Da ultimo, il garante mette in luce come il decreto non fornisca adeguata garanzia in merito ai principi di limitazione della conservazione, di integrità e di riservatezza dei dati trattati. Le disposizioni, infatti, prevedono che i dati vengano conservati in una forma che ne consenta l’identificazione per un arco di tempo non superiore al conseguimento delle finalità per le quali sono trattati. Ma, quando effettivamente il conseguimento di tale finalità può dirsi raggiunto non è dato saperlo né tantomeno il Decreto in questione aiuta alla sua comprensione.
Alla luce delle analizzate criticità, il Garante rileva la non conformità del decreto legge del 22 Aprile con il Regolamento europeo, risultando non proporzionato rispetto alle finalità perseguite, seppur legittime.
Il decreto, come si è visto, è stato adottato in totale assenza della previa consultazione del Garante, necessaria ai sensi del GDPR per introdurre le garanzie necessarie, non soltanto ai fini della legittimità delle misure, ma anche per individuare il corretto bilanciamento possibile tra le esigenze pubblicistiche e la riservatezza individuale.
Il fattore positivo è che finalmente il Governo ha fatto ricorso a un Decreto legge, che in tal modo scongiura il rischio di provvedimenti amministrativi che, come già avvenuto, comporterebbero seri dubbi di legittimità.
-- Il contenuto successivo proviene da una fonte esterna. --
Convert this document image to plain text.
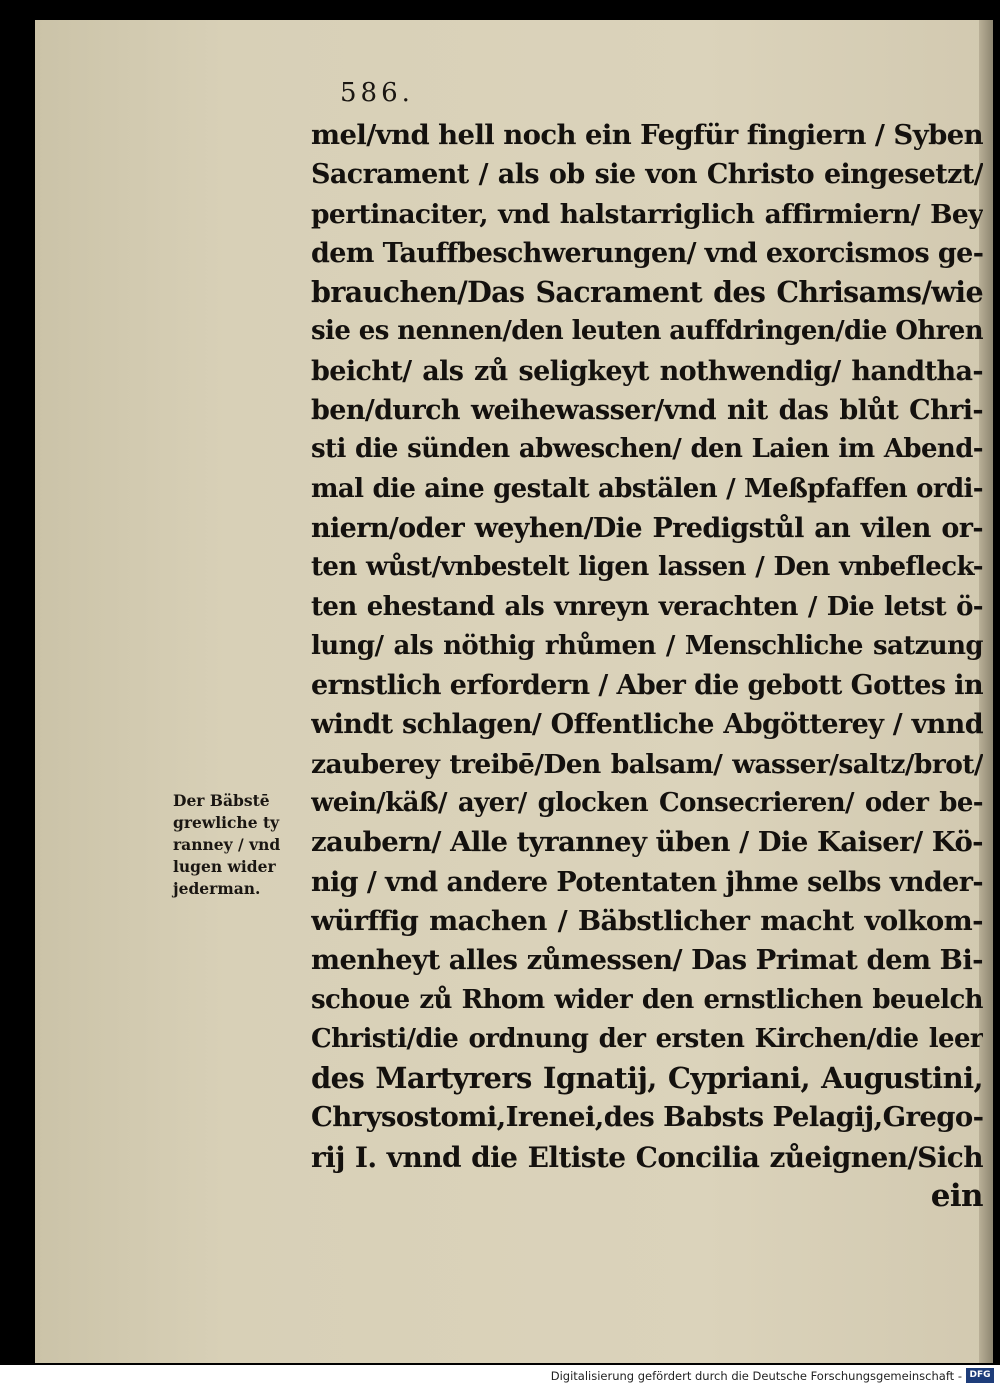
586.
mel/vnd hell noch ein Fegfür fingiern / Syben
Sacrament / als ob sie von Christo eingesetzt/
pertinaciter, vnd halstarriglich affirmiern/ Bey
dem Tauffbeschwerungen/ vnd exorcismos ge-
brauchen/Das Sacrament des Chrisams/wie
sie es nennen/den leuten auffdringen/die Ohren
beicht/ als zů seligkeyt nothwendig/ handtha-
ben/durch weihewasser/vnd nit das blůt Chri-
sti die sünden abweschen/ den Laien im Abend-
mal die aine gestalt abstälen / Meßpfaffen ordi-
niern/oder weyhen/Die Predigstůl an vilen or-
ten wůst/vnbestelt ligen lassen / Den vnbefleck-
ten ehestand als vnreyn verachten / Die letst ö-
lung/ als nöthig rhůmen / Menschliche satzung
ernstlich erfordern / Aber die gebott Gottes in
windt schlagen/ Offentliche Abgötterey / vnnd
zauberey treibē/Den balsam/ wasser/saltz/brot/
wein/käß/ ayer/ glocken Consecrieren/ oder be-
zaubern/ Alle tyranney üben / Die Kaiser/ Kö-
nig / vnd andere Potentaten jhme selbs vnder-
würffig machen / Bäbstlicher macht volkom-
menheyt alles zůmessen/ Das Primat dem Bi-
schoue zů Rhom wider den ernstlichen beuelch
Christi/die ordnung der ersten Kirchen/die leer
des Martyrers Ignatij, Cypriani, Augustini,
Chrysostomi,Irenei,des Babsts Pelagij,Grego-
rij I. vnnd die Eltiste Concilia zůeignen/Sich
ein
Der Bäbstē
grewliche ty
ranney / vnd
lugen wider
jederman.
Digitalisierung gefördert durch die Deutsche Forschungsgemeinschaft - DFG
La strada adottata dunque è quella corretta, se non fosse che il Governo ha tralasciato che il nostro diritto agli spostamenti, segno di ritorno alla normalità, non può essere pagato a discapito della privacy.
Come ben affermato da Pasquale Stanzione, presidente del Garante della protezione dei dati personali: «La privacy ha dimostrato di essere un diritto straordinariamente duttile e mai tiranno, capace di continui bilanciamenti con le esigenze collettive. Non si è mai posto un aut aut tra salute e privacy, ma si è suggerito come realizzare la migliore sinergia tra le due».